Fig. 3: Octameric assembly and molecular tunnels connecting the two active sites in hsNadE.

a The biological unit of hsNadE is generated by crystal symmetry as an octamer. The glutamine and ammonia tunnels in subunits A and B are in gray and golden, respectively. The red arrow indicates the direction of the substrate/product flows in/out the molecular tunnel. b, c Comparison of the constrictions located in the molecular tunnels found in hsNadE (b) and tbNadE-SFI complexes (c) within the single subunit A and two subunits D^glu–B^syn, respectively. Key residues (glutamine-binding residue, catalytic cysteine, and last position of the ammonia transport) are shown as spheres. d Polar, nonpolar, and charged residues forming the ammonia tunnel and constrictions in the hsNadE complex.
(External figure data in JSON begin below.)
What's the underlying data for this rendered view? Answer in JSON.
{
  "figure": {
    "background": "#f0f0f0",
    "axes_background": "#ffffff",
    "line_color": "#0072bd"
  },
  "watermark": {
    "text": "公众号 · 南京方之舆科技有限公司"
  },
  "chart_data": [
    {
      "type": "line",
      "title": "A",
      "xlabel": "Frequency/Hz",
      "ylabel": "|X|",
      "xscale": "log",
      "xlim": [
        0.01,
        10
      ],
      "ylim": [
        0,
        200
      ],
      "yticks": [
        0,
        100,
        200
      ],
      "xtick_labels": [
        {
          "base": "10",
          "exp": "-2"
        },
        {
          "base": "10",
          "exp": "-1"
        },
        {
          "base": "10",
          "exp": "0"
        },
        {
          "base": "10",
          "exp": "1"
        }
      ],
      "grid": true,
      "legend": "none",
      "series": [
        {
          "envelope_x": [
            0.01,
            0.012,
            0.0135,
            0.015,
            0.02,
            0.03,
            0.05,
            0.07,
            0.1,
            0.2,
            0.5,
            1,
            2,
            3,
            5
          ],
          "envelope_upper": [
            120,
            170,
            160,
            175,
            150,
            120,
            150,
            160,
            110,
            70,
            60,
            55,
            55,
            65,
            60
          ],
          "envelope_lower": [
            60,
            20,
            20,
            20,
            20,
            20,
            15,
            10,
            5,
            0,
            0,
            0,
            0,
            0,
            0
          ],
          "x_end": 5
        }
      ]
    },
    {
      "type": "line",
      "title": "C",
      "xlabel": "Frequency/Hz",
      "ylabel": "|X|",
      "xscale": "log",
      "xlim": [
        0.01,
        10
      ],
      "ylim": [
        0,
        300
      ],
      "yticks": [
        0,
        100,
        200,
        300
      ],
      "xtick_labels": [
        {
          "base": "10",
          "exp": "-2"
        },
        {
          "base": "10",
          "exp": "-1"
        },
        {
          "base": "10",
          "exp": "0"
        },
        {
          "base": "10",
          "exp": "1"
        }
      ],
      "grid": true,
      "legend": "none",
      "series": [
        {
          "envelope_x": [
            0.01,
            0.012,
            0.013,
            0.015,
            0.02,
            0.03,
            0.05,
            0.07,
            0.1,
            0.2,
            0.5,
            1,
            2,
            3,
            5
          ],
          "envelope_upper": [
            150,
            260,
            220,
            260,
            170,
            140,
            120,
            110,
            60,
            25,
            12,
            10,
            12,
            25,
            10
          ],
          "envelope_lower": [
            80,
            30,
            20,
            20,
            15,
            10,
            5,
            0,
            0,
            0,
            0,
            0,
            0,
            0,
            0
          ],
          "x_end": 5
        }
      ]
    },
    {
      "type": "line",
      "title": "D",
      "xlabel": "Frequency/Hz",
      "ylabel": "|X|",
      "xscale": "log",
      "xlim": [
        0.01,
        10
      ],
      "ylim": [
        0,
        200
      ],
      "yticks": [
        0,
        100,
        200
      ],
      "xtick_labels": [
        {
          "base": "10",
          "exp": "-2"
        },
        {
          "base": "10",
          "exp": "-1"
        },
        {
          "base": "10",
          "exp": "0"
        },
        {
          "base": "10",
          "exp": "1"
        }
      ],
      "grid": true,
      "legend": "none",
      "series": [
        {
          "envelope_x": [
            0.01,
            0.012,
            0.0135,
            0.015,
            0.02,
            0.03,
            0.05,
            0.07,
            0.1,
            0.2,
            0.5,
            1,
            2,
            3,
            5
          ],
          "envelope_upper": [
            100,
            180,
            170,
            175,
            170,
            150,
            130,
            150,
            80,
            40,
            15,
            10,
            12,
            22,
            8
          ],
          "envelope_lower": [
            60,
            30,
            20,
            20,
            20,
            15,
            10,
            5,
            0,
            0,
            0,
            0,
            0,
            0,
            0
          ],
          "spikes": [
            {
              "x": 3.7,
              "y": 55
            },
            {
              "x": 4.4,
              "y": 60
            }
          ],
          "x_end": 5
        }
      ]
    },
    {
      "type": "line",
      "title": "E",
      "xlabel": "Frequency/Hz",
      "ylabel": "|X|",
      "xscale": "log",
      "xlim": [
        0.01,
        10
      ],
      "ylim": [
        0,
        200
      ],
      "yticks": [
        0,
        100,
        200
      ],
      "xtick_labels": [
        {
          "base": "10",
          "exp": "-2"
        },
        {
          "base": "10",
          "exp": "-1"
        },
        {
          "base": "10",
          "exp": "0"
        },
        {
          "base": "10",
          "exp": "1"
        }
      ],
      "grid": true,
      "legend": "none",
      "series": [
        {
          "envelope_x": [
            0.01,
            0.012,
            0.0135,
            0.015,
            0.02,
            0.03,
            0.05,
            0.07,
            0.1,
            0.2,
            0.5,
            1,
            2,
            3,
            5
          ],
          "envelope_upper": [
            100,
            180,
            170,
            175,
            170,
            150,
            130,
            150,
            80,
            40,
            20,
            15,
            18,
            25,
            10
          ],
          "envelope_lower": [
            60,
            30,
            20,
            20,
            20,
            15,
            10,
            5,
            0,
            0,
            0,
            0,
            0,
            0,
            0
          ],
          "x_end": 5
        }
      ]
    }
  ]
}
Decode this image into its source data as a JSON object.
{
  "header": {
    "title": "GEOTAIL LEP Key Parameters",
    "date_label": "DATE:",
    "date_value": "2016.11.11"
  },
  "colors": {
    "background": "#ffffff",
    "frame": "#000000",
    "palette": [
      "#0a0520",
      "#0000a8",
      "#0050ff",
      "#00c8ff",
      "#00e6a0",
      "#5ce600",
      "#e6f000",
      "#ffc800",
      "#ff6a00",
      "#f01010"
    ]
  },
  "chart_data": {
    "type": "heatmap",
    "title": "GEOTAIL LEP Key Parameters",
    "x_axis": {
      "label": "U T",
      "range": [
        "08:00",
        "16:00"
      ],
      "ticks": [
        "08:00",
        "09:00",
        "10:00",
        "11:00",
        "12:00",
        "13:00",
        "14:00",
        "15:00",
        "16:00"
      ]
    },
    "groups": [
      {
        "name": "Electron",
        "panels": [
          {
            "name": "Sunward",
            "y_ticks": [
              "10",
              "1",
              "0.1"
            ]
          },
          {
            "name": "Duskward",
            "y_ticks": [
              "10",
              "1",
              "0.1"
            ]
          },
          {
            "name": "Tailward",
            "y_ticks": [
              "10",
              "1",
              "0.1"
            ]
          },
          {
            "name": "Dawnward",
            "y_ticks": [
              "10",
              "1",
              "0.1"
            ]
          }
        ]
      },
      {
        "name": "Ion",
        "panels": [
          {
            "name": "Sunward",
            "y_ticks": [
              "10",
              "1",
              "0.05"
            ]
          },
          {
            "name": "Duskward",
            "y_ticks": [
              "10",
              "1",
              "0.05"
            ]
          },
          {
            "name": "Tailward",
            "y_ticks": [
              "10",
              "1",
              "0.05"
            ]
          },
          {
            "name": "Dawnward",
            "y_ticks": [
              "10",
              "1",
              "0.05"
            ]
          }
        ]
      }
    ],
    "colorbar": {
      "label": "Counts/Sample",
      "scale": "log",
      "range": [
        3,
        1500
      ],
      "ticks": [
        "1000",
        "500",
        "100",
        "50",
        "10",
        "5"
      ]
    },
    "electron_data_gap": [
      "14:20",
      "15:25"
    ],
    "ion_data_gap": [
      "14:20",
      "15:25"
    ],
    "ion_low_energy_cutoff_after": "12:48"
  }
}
The residues lining the ammonia tunnel belong to the glutaminase domain (green), the YRE loop (orange), and the synthetase domain (cyan). A water molecule coordinated with the residues forming constriction 1-1* and the YRE loop residues is shown in gray sphere with a light blue contour and its position indicates the start of the ammonia transport. e–g Ammonia tunnel radii calculated in subunit A of hsNadE complex (e), in subunits D^glu–B^syn (f), and in subunits C^glu-^symC^syn (g) of the tbNadE–SFI complex. The dashed line at constriction 1-1* shows the boundary of the glutamine and ammonia tunnels. 2.1 and 1.6 Å cut-off radii are used for the glutamine and ammonia tunnels, respectively. Location of the glutamine-binding site is defined by Tyr123^HS/Phe130^TB and Trp179^HS/Phe180^TB. The last position of ammonia in the ammonia tunnel is marked by Cys531^HS/Asp497^TB.